音叉はお茶で喉を湿らせ、光磨たちを一人一人視線を向ける。

最後、ツカサに固定する。

「ツカサくんには酷な話だが。君のお姉さんが塚本さんとあの男と関係している。君が地球へ戻ればあちらでおったような生活はもちろん、こちらへ戻ってくることはできん」

頬杖をついて、音叉は明日の天気でも言うようにさりげなく。

「君はどうしたい?帰りたいか?」

押しつけも、周りの人たちのことなど気にせず。

ツカサの意志を、音叉は聞いていた。

でも、光磨は難しいと思う。

ツカサがこの先、どうかしたいかというとやっぱりここにいた方が安全だ。

でもたった一人の姉を、地球に残していくのは不安がある。

だがそれは、宇宙船に乗ることでもう発生していることだ。

「なぁ、ツカサ。ここに、いろよ」

縋るように言うと、ツカサは瞳を潤ませて頷いた。

「いたいよ。僕も、外で元気いっぱいに走り回りたい。でもそれって」

許されることなの?

姉の犠牲の上であることは分かっていた。

でもそれは本当に、分かっていたことだったのだろうかとツカサは言う。

「誰もが誰かの犠牲の上で成り立っている。君がおった地球ならなおさらだ。君は今、それを理解した。ならば、願いを叶える力を君はかなえるべきではないのかね?」

協力は惜しまない。

そういう音叉の笑顔を見ながら、ツカサは何度も頷いた。

「ごめんね、姉さん」

もう、二度と戻らない。

戻りたくない。

けど。

姉は、彼の幸せを願っている。

そう思わなければきっと、ここにはいられない。

「姉のことは、心配です。けど、姉が身を挺してまでここに来させてくれたんだから。
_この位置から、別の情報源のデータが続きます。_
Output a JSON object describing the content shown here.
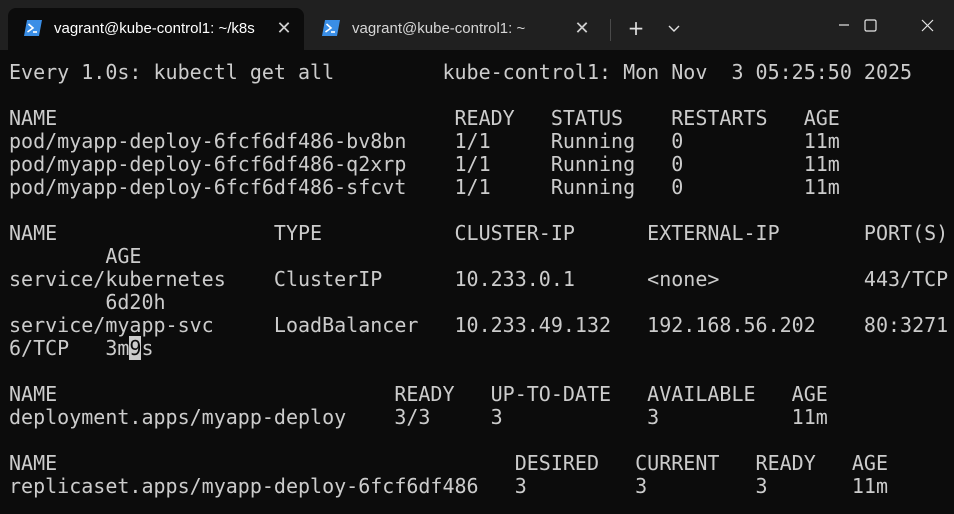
{
  "window": {
    "colors": {
      "titlebar": "#202020",
      "terminal_bg": "#0c0c0c",
      "terminal_text": "#cccccc",
      "powershell_icon": "#3a8ee6"
    },
    "tabs": [
      {
        "title": "vagrant@kube-control1: ~/k8s",
        "icon": "powershell-icon",
        "active": true
      },
      {
        "title": "vagrant@kube-control1: ~",
        "icon": "powershell-icon",
        "active": false
      }
    ],
    "new_tab_label": "+",
    "dropdown_label": "⌄",
    "controls": [
      "minimize-icon",
      "maximize-icon",
      "close-icon"
    ]
  },
  "terminal": {
    "lines": [
      "Every 1.0s: kubectl get all         kube-control1: Mon Nov  3 05:25:50 2025",
      "",
      "NAME                                 READY   STATUS    RESTARTS   AGE",
      "pod/myapp-deploy-6fcf6df486-bv8bn    1/1     Running   0          11m",
      "pod/myapp-deploy-6fcf6df486-q2xrp    1/1     Running   0          11m",
      "pod/myapp-deploy-6fcf6df486-sfcvt    1/1     Running   0          11m",
      "",
      "NAME                  TYPE           CLUSTER-IP      EXTERNAL-IP       PORT(S)",
      "        AGE",
      "service/kubernetes    ClusterIP      10.233.0.1      <none>            443/TCP",
      "        6d20h",
      "service/myapp-svc     LoadBalancer   10.233.49.132   192.168.56.202    80:3271",
      "6/TCP   3m9s",
      "",
      "NAME                            READY   UP-TO-DATE   AVAILABLE   AGE",
      "deployment.apps/myapp-deploy    3/3     3            3           11m",
      "",
      "NAME                                      DESIRED   CURRENT   READY   AGE",
      "replicaset.apps/myapp-deploy-6fcf6df486   3         3         3       11m"
    ],
    "cursor": {
      "line": 12,
      "before": "6/TCP   3m",
      "char": "9",
      "after": "s"
    }
  }
}
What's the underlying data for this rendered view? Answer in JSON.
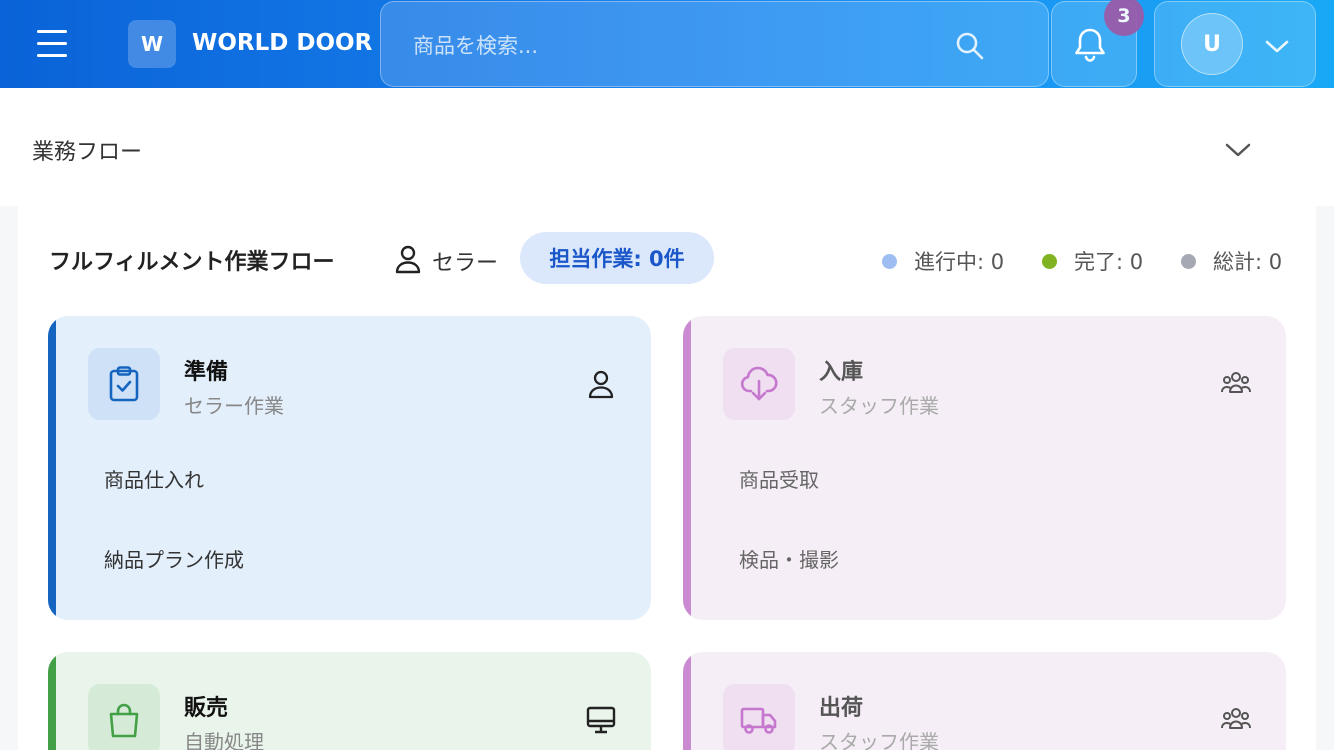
{
  "header": {
    "logo_letter": "W",
    "brand": "WORLD DOOR",
    "search_placeholder": "商品を検索...",
    "notification_count": "3",
    "avatar_letter": "U"
  },
  "section": {
    "title": "業務フロー"
  },
  "flow": {
    "title": "フルフィルメント作業フロー",
    "role": "セラー",
    "assigned": "担当作業: 0件",
    "stats": [
      {
        "label": "進行中: 0",
        "color": "#9dbdf3"
      },
      {
        "label": "完了: 0",
        "color": "#7fb322"
      },
      {
        "label": "総計: 0",
        "color": "#a6a9b3"
      }
    ]
  },
  "cards": [
    {
      "title": "準備",
      "subtitle": "セラー作業",
      "icon": "clipboard-check-icon",
      "corner_icon": "person-icon",
      "steps": [
        "商品仕入れ",
        "納品プラン作成"
      ],
      "accent": "#1565c0",
      "bg": "#e3effb",
      "icon_bg": "#cfe1f6"
    },
    {
      "title": "入庫",
      "subtitle": "スタッフ作業",
      "icon": "cloud-download-icon",
      "corner_icon": "group-icon",
      "steps": [
        "商品受取",
        "検品・撮影"
      ],
      "accent": "#c98ad1",
      "bg": "#f5eef6",
      "icon_bg": "#efdff1"
    },
    {
      "title": "販売",
      "subtitle": "自動処理",
      "icon": "shopping-bag-icon",
      "corner_icon": "monitor-icon",
      "steps": [],
      "accent": "#43a047",
      "bg": "#e9f4ea",
      "icon_bg": "#d5ebd7"
    },
    {
      "title": "出荷",
      "subtitle": "スタッフ作業",
      "icon": "truck-icon",
      "corner_icon": "group-icon",
      "steps": [],
      "accent": "#c98ad1",
      "bg": "#f5eef6",
      "icon_bg": "#efdff1"
    }
  ]
}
ここで生きていかないと」

自分に言い聞かせるようだった。

「願うことは、許されますか?幸せになることを願ってかなえてもいいですか?」

そこに神様がいるかのように、音叉を仰ぎ見る。

目に涙を貯めて、許しを請う罪人のように。

ツカサは、両手を組む。

姉の安否は気になるものの、今の光磨たちには何もできない。

ツカサの身を危険にさらしてまで、どうにかするチカラを森守一族にはない。

神様がいれば、なんとかなるかもしれないが。

地球との仲を拗らせることは、危ないように思えた。

「もちろんじゃよ」

そう言って、安心させるように立ち上がってツカサの肩を叩くから。

光磨はそれでも。

両方を選べないことを、姉を助けに行かないことや。

ツカサの身勝手さや、自分の弱さに。

光磨は俯いて、カップに注がれたお茶を一気飲みした。